Het vreselijke ongeluk maakte een stroom van emoties los in Zaandam. Dik werkte al vier jaar voor Remmert de Vries Ksz. Daarvoor was hij elf jaar in dienst geweest van E.B. van Doesburgh, de eigenaar van de paltrok De Held Josua. De beide houthandelaren namen samen met de dominees J. van Loenen Martinet en J.H.C. Heijse, de huisartsen J.J. van Harreveld en A. van der Boon en J.M.C. Knollaert het voortouw tot een inzameling. Op 18 maart plaatsten zij een oproep in de Zaanlandsche Courant onder de kop ‘Een dringende bede’:
“Ten einde een huisgezin voor gebrek en algeheele verarming te behoeden, doen de ondergeteekenden ene beroep op den bekenden liefdadigheid hunner Stadgenooten. Een werkman, die trouw en eerlijk heeft gediend, heeft door een vreeselijk ongeluk, zijn linkerhand en daarmede zijne broodwinning verloren. Door eenige geldelijke hulp zou hij aan een eerlijk bedrijf te helpen zijn en met vrouw en vijf kinderen voor ondergang bewaard wezen. Moge de liefdadigheid het lot van den treurigen lijder verzachten..”
Op dat moment was er al 41 gulden ingezameld. Een onbekende gever stortte tien gulden, een weduwe f. 1,-, X gaf f. 2,50 met de aantekening ‘voor die ongelukkige ziel, geef ik een wiel’. A.K. haalde f. 2,50 uit zijn spaarpot, en twee ondermiddelknechts schonken f. 1,00. Dat lijkt weinig maar een ondermiddelknecht verdiende slechts een paar gulden per week. Een burgermeisje droeg vijftig cent bij.

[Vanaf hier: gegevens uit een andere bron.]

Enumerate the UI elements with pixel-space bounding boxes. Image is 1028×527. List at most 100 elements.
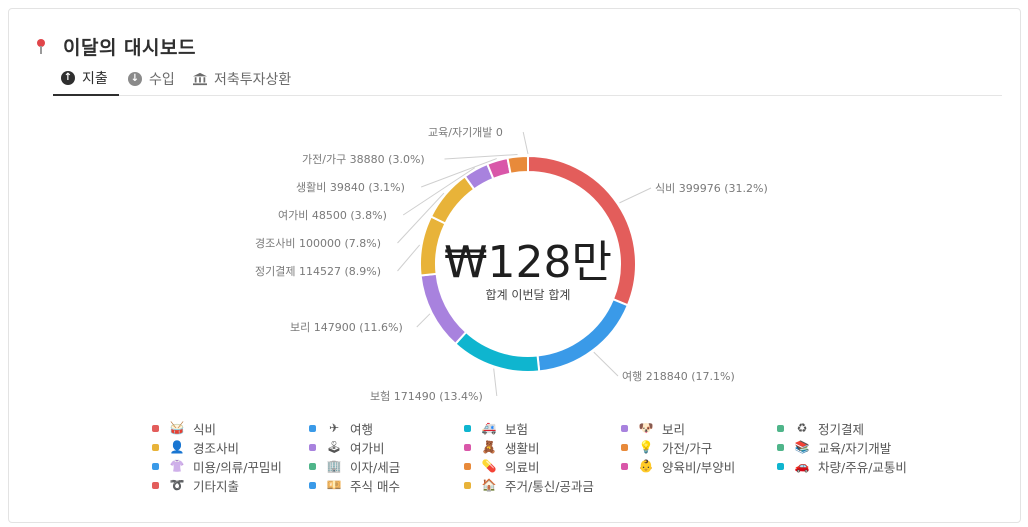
- legend-item[interactable]: 👶 양육비/부양비: [621, 457, 735, 475]
- legend-label: 여가비: [350, 440, 385, 456]
- legend-item[interactable]: 🚗 차량/주유/교통비: [777, 457, 907, 475]
- legend-swatch: [621, 443, 628, 451]
- legend-item[interactable]: 💡 가전/가구: [621, 438, 712, 456]
- legend-item[interactable]: ♻ 정기결제: [777, 419, 864, 437]
- legend-item[interactable]: 🏢 이자/세금: [309, 457, 400, 475]
- donut-slice-9[interactable]: [506, 154, 529, 175]
- house-icon: 🏠: [481, 478, 497, 492]
- legend-item[interactable]: 👚 미용/의류/꾸밈비: [152, 457, 282, 475]
- loop-icon: ➰: [169, 478, 185, 492]
- tab-label: 저축투자상환: [214, 71, 292, 88]
- leader-line: [416, 313, 431, 328]
- tab-label: 지출: [82, 71, 108, 87]
- legend-item[interactable]: 🥁 식비: [152, 419, 216, 437]
- drum-icon: 🥁: [169, 421, 185, 435]
- legend-label: 경조사비: [193, 440, 240, 456]
- legend-swatch: [777, 462, 784, 470]
- car-icon: 🚗: [794, 459, 810, 473]
- airplane-icon: ✈: [328, 421, 340, 435]
- tshirt-icon: 👚: [169, 459, 185, 473]
- legend-label: 차량/주유/교통비: [818, 459, 907, 475]
- leader-line: [402, 167, 476, 216]
- legend-label: 주식 매수: [350, 478, 400, 494]
- slice-label: 경조사비 100000 (7.8%): [255, 237, 381, 250]
- legend-label: 미용/의류/꾸밈비: [193, 459, 282, 475]
- leader-line: [444, 154, 518, 160]
- legend-swatch: [152, 481, 159, 489]
- building-icon: 🏢: [326, 459, 342, 473]
- legend-label: 여행: [350, 421, 374, 437]
- leader-line: [619, 187, 652, 204]
- slice-label: 보리 147900 (11.6%): [290, 321, 403, 334]
- legend-item[interactable]: 🐶 보리: [621, 419, 685, 437]
- legend-label: 생활비: [505, 440, 540, 456]
- pill-icon: 💊: [481, 459, 497, 473]
- donut-slice-3[interactable]: [453, 330, 541, 373]
- legend-swatch: [152, 443, 159, 451]
- legend-label: 가전/가구: [662, 440, 713, 456]
- legend-label: 이자/세금: [350, 459, 401, 475]
- legend-swatch: [464, 443, 471, 451]
- lightbulb-icon: 💡: [638, 440, 654, 454]
- legend-item[interactable]: ➰ 기타지출: [152, 476, 239, 494]
- legend-label: 주거/통신/공과금: [505, 478, 594, 494]
- legend-item[interactable]: 🏠 주거/통신/공과금: [464, 476, 594, 494]
- slice-label: 식비 399976 (31.2%): [655, 182, 768, 195]
- legend-swatch: [309, 462, 316, 470]
- legend-item[interactable]: 🧸 생활비: [464, 438, 540, 456]
- tab-label: 수입: [149, 71, 175, 88]
- pushpin-icon: [35, 37, 47, 57]
- slice-label: 교육/자기개발 0: [428, 126, 503, 139]
- legend-label: 양육비/부양비: [662, 459, 736, 475]
- slice-label: 보험 171490 (13.4%): [370, 390, 483, 403]
- title-row: 이달의 대시보드: [35, 33, 196, 60]
- legend-label: 식비: [193, 421, 217, 437]
- legend-item[interactable]: 📚 교육/자기개발: [777, 438, 891, 456]
- legend-label: 의료비: [505, 459, 540, 475]
- slice-label: 정기결제 114527 (8.9%): [255, 265, 381, 278]
- legend-item[interactable]: 🚑 보험: [464, 419, 528, 437]
- tab-savings[interactable]: 저축투자상환: [193, 62, 313, 95]
- tab-expense[interactable]: ↑ 지출: [53, 62, 119, 96]
- legend-label: 보리: [662, 421, 686, 437]
- legend-item[interactable]: 🕹 여가비: [309, 438, 385, 456]
- legend-label: 교육/자기개발: [818, 440, 892, 456]
- dog-icon: 🐶: [638, 421, 654, 435]
- teddy-bear-icon: 🧸: [481, 440, 497, 454]
- legend-item[interactable]: 👤 경조사비: [152, 438, 239, 456]
- leader-line: [522, 131, 529, 155]
- center-caption: 합계 이번달 합계: [486, 288, 571, 302]
- legend-swatch: [309, 424, 316, 432]
- legend-swatch: [464, 462, 471, 470]
- money-icon: 💴: [326, 478, 342, 492]
- center-total: ₩128만: [444, 237, 612, 288]
- dashboard-card: 이달의 대시보드: [8, 8, 1021, 523]
- slice-label: 가전/가구 38880 (3.0%): [302, 153, 425, 166]
- leader-line: [593, 351, 619, 377]
- books-icon: 📚: [794, 440, 810, 454]
- leader-line: [397, 244, 421, 272]
- legend-swatch: [309, 481, 316, 489]
- legend-swatch: [464, 424, 471, 432]
- page-title: 이달의 대시보드: [63, 37, 196, 59]
- donut-slice-5[interactable]: [419, 215, 447, 277]
- slice-label: 여가비 48500 (3.8%): [278, 209, 387, 222]
- legend-swatch: [309, 443, 316, 451]
- legend-swatch: [152, 462, 159, 470]
- slice-label: 생활비 39840 (3.1%): [296, 180, 405, 194]
- legend-swatch: [777, 443, 784, 451]
- legend-item[interactable]: 💊 의료비: [464, 457, 540, 475]
- donut-slice-2[interactable]: [536, 297, 630, 373]
- legend-label: 보험: [505, 421, 529, 437]
- person-icon: 👤: [169, 440, 185, 454]
- legend-swatch: [152, 424, 159, 432]
- legend-item[interactable]: 💴 주식 매수: [309, 476, 400, 494]
- legend-item[interactable]: ✈ 여행: [309, 419, 373, 437]
- legend-swatch: [621, 424, 628, 432]
- tab-bar: ↑ 지출 ↓ 수입 저축투자상환: [53, 62, 1002, 96]
- legend-swatch: [621, 462, 628, 470]
- tab-income[interactable]: ↓ 수입: [128, 62, 188, 95]
- legend-label: 기타지출: [193, 478, 240, 494]
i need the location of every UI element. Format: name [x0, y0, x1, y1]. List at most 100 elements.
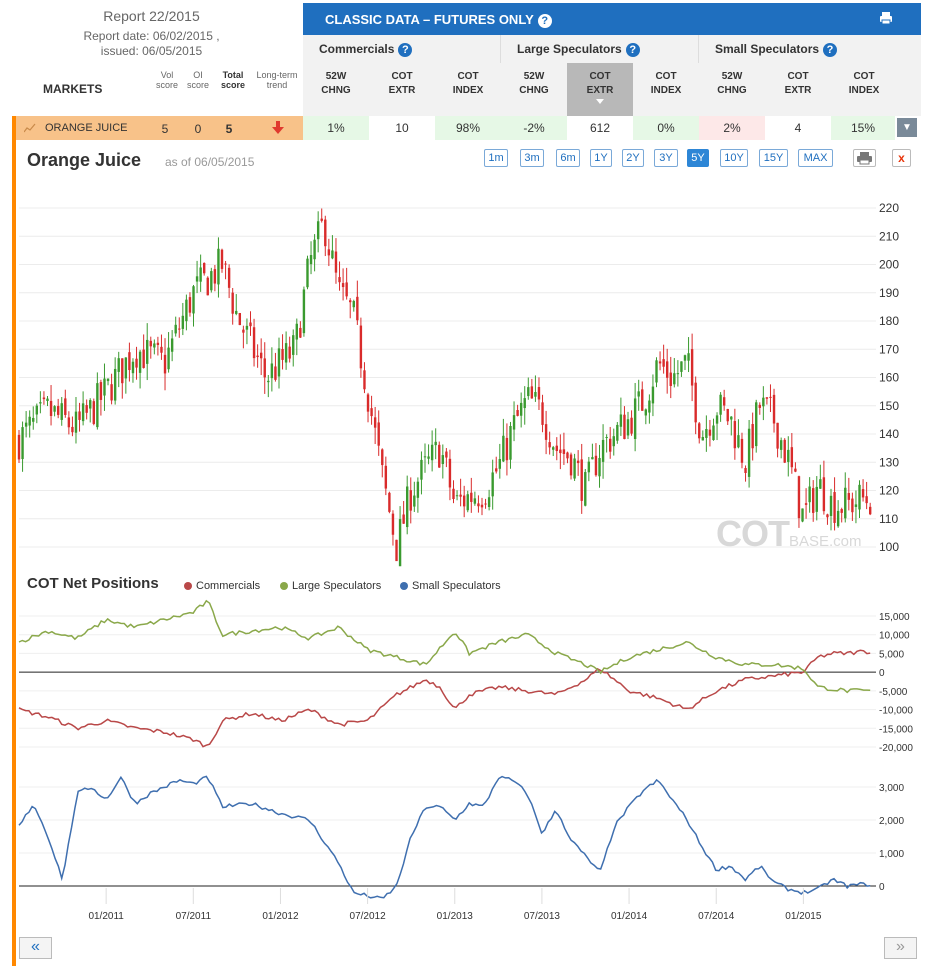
candle-body — [648, 400, 651, 413]
legend-commercials[interactable]: Commercials — [184, 580, 260, 592]
previous-button[interactable]: « — [19, 937, 52, 959]
print-chart-button[interactable] — [853, 149, 876, 167]
sub-small-52w-l2: CHNG — [717, 85, 747, 96]
candle-body — [252, 327, 256, 359]
group-large-speculators: Large Speculators? — [501, 35, 699, 63]
sub-com-index-l1: COT — [457, 71, 479, 82]
legend-small-speculators[interactable]: Small Speculators — [400, 580, 501, 592]
candle-body — [206, 277, 209, 296]
candle-body — [174, 324, 177, 334]
help-icon[interactable]: ? — [823, 42, 838, 57]
range-button-5y[interactable]: 5Y — [687, 149, 709, 167]
market-row[interactable]: ORANGE JUICE 5 0 5 — [16, 116, 303, 140]
y-tick-label: -5,000 — [879, 687, 908, 698]
y-tick-label: 140 — [879, 427, 899, 441]
report-dates: Report date: 06/02/2015 , issued: 06/05/… — [0, 29, 303, 59]
range-button-10y[interactable]: 10Y — [720, 149, 748, 167]
sub-small-52w[interactable]: 52W CHNG — [699, 63, 765, 116]
candle-body — [185, 299, 188, 322]
legend-dot — [400, 582, 408, 591]
candle-body — [847, 493, 851, 500]
range-button-3m[interactable]: 3m — [520, 149, 544, 167]
candle-body — [128, 352, 131, 371]
range-button-max[interactable]: MAX — [798, 149, 833, 167]
candle-body — [142, 349, 145, 368]
candle-body — [334, 251, 338, 273]
print-icon[interactable] — [879, 11, 893, 25]
candle-body — [505, 437, 509, 461]
candle-body — [167, 347, 170, 370]
sub-small-index[interactable]: COT INDEX — [831, 63, 897, 116]
range-button-1m[interactable]: 1m — [484, 149, 508, 167]
candle-body — [701, 437, 705, 441]
candle-body — [755, 402, 758, 447]
oi-score-header[interactable]: OI score — [178, 70, 218, 90]
y-tick-label: 180 — [879, 314, 899, 328]
candle-body — [861, 489, 865, 498]
next-button[interactable]: » — [884, 937, 917, 959]
sub-com-52w[interactable]: 52W CHNG — [303, 63, 369, 116]
candle-body — [609, 438, 612, 452]
candle-body — [249, 322, 252, 327]
candle-body — [747, 428, 751, 477]
candle-body — [74, 411, 78, 433]
close-chart-button[interactable]: x — [892, 149, 911, 167]
sub-small-index-l1: COT — [853, 71, 875, 82]
candle-body — [658, 361, 662, 364]
candle-body — [210, 271, 213, 291]
sub-large-index[interactable]: COT INDEX — [633, 63, 699, 116]
range-button-2y[interactable]: 2Y — [622, 149, 644, 167]
help-icon[interactable]: ? — [537, 13, 552, 28]
range-button-6m[interactable]: 6m — [556, 149, 580, 167]
candle-body — [113, 368, 117, 401]
candle-body — [705, 428, 708, 438]
candle-body — [427, 456, 430, 459]
range-button-15y[interactable]: 15Y — [759, 149, 788, 167]
trend-header[interactable]: Long-term trend — [252, 70, 302, 90]
candle-body — [591, 457, 594, 460]
candle-body — [438, 444, 441, 468]
data-cell: 0% — [633, 116, 699, 140]
range-button-3y[interactable]: 3Y — [654, 149, 678, 167]
total-score-header[interactable]: Total score — [213, 70, 253, 90]
print-icon — [857, 152, 872, 165]
help-icon[interactable]: ? — [398, 42, 413, 57]
candle-body — [644, 409, 648, 416]
sub-large-extr[interactable]: COT EXTR — [567, 63, 633, 116]
candle-body — [381, 449, 384, 466]
candle-body — [722, 397, 726, 406]
cotbase-watermark: COTBASE.com — [716, 513, 862, 555]
candle-body — [28, 416, 31, 426]
candle-body — [548, 442, 551, 448]
candle-body — [587, 461, 591, 473]
candle-body — [153, 343, 156, 348]
sub-com-extr[interactable]: COT EXTR — [369, 63, 435, 116]
candle-body — [71, 426, 74, 433]
legend-large-speculators[interactable]: Large Speculators — [280, 580, 381, 592]
candle-body — [779, 440, 783, 450]
sub-large-52w[interactable]: 52W CHNG — [501, 63, 567, 116]
subcolumn-header-row: 52W CHNG COT EXTR COT INDEX 52W CHNG COT EXTR… — [303, 63, 921, 116]
vol-score-header[interactable]: Vol score — [147, 70, 187, 90]
candle-body — [566, 452, 569, 459]
candle-body — [238, 313, 242, 326]
candle-body — [762, 397, 765, 407]
report-date: Report date: 06/02/2015 , — [83, 29, 220, 43]
candle-body — [299, 327, 302, 338]
chart-as-of: as of 06/05/2015 — [165, 155, 255, 169]
sub-small-extr[interactable]: COT EXTR — [765, 63, 831, 116]
help-icon[interactable]: ? — [625, 42, 640, 57]
expand-dropdown-icon[interactable]: ▼ — [897, 118, 917, 137]
candle-body — [292, 335, 295, 355]
candle-body — [584, 472, 587, 506]
candle-body — [580, 459, 583, 501]
x-tick-label: 01/2011 — [88, 911, 124, 922]
y-tick-label: 220 — [879, 201, 899, 215]
sub-com-index[interactable]: COT INDEX — [435, 63, 501, 116]
candle-body — [719, 394, 722, 415]
range-button-1y[interactable]: 1Y — [590, 149, 612, 167]
candle-body — [78, 411, 81, 420]
candle-body — [160, 346, 163, 353]
candle-body — [662, 359, 665, 367]
group-commercials: Commercials? — [303, 35, 501, 63]
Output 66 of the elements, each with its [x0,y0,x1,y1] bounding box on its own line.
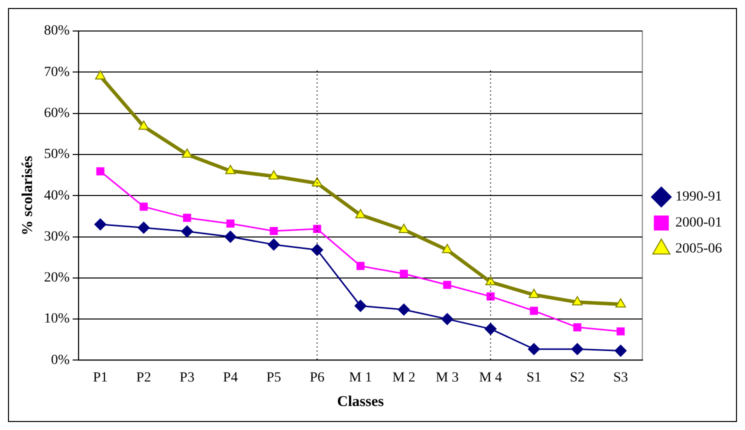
y-tick-label: 30% [44,229,70,244]
point [443,280,452,289]
point [268,238,280,251]
x-tick-label: M 3 [436,370,459,386]
legend-label: 2005-06 [675,242,722,257]
x-tick-label: M 1 [349,370,372,386]
point [530,306,538,315]
y-tick-label: 70% [44,64,70,80]
point [400,270,408,278]
point [182,148,192,158]
x-tick-label: S2 [570,370,585,386]
point [398,224,410,234]
y-axis-title: % scolarisés [20,156,36,236]
point [398,304,410,316]
point [616,327,625,336]
point [268,170,280,180]
point [311,244,324,256]
point [614,344,627,357]
point [528,343,540,356]
point [486,292,495,300]
point [442,244,452,254]
point [313,224,322,233]
x-tick-label: P6 [310,370,325,386]
point [96,167,104,176]
y-tick-label: 20% [44,270,70,286]
point [138,222,150,234]
y-tick-label: 40% [44,188,70,204]
point [572,296,583,306]
x-tick-label: P5 [266,370,282,386]
y-tick-label: 60% [44,106,70,121]
point [573,323,582,332]
x-tick-label: M 2 [392,370,416,386]
point [183,214,192,222]
x-tick-label: S1 [526,370,542,386]
point [615,298,626,308]
x-tick-label: M 4 [479,370,502,386]
y-tick-label: 80% [44,24,70,39]
point [270,226,278,236]
legend-label: 2000-01 [675,216,722,231]
point [138,120,149,130]
point [441,313,454,326]
x-tick-label: P2 [136,370,152,386]
x-tick-label: P1 [92,370,108,386]
y-tick-label: 10% [44,312,70,327]
point [224,230,236,243]
x-axis-title: Classes [337,394,384,410]
point [354,300,366,312]
point [181,225,194,238]
point [312,177,322,187]
y-tick-label: 0% [50,352,70,368]
point [355,208,366,218]
point [484,322,497,335]
point [140,202,148,211]
x-tick-label: P4 [223,370,238,386]
x-tick-label: P3 [180,370,194,386]
point [226,220,234,228]
point [225,164,236,174]
x-tick-label: S3 [613,370,628,386]
point [95,70,106,80]
legend-label: 1990-91 [675,190,722,205]
point [528,288,540,298]
point [571,343,584,356]
point [485,276,496,286]
point [356,262,365,270]
y-tick-label: 50% [44,147,70,162]
point [94,218,106,230]
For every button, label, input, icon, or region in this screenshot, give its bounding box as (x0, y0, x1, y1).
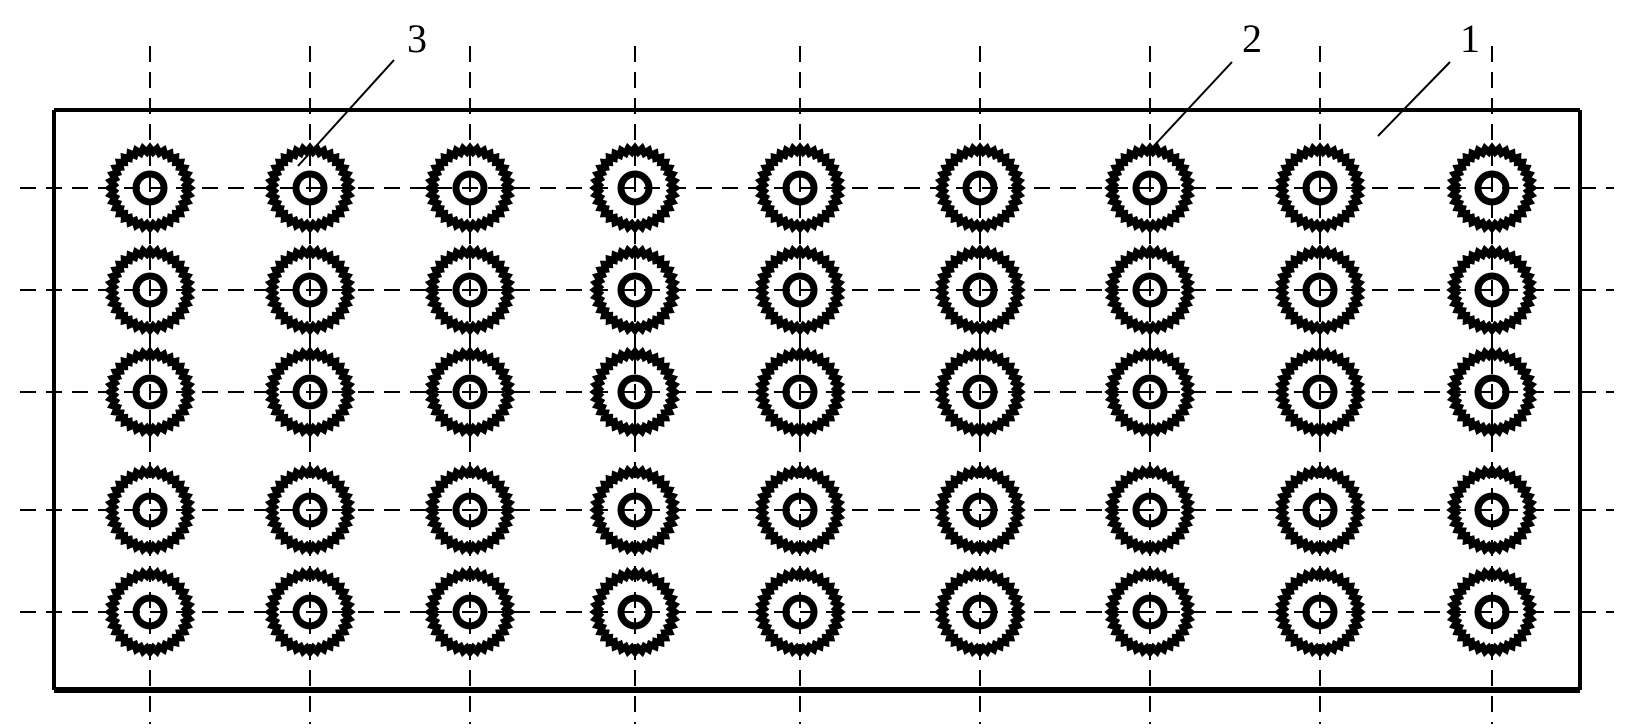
label-1: 1 (1460, 16, 1480, 61)
diagram-svg: 3 2 1 (0, 0, 1642, 728)
diagram-stage: 3 2 1 (0, 0, 1642, 728)
label-2: 2 (1242, 16, 1262, 61)
label-3: 3 (407, 16, 427, 61)
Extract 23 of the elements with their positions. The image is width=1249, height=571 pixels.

De redactie van de Zaanlandsche Courant, die bestond uit de latere burgemeester Greebe en zijn zwager mr. C. Visser, die niet lang daarna tot kantonrechter in Zaandam werd benoemd, tekende aan: ‘Op verzoek van de heeren ondertekenaars van bovenstaande annonce, belast zich de redactie dezer Courant volgaarne mede met de ontvangst en de verantwoording der ingezonden liefde-gaven. Zij zal het bedrag dier gaven en de namen der gevers ten spoedigste bekend maken.” .
Maar dat laatste bleek een loze kreet. De Courant meldde nooit meer iets over het zware ongeluk van Dirk Dik, zodat niet bekend is hoeveel geld de inzameling uiteindelijk opleverde.
Sloop
Op 23 augustus 1894 werd de molen in veiling gebracht door Cornelis Bon met als voorwaarde, dat De Witte Bijl voor 1 november zou zijn gesloopt. De molen bracht nog f. 400,- op. Sloper Cornelis Zemel Psz uit Westzaandam werd voor dat bedrag eigenaar en maakte korte metten met De Witte Bijl . Hij voldeed ruimschoots aan de opdracht, want al op 21 september kondigde hij de ‘afbraak veiling’ aan, die op het erf van de voormalige molen zou plaats vinden .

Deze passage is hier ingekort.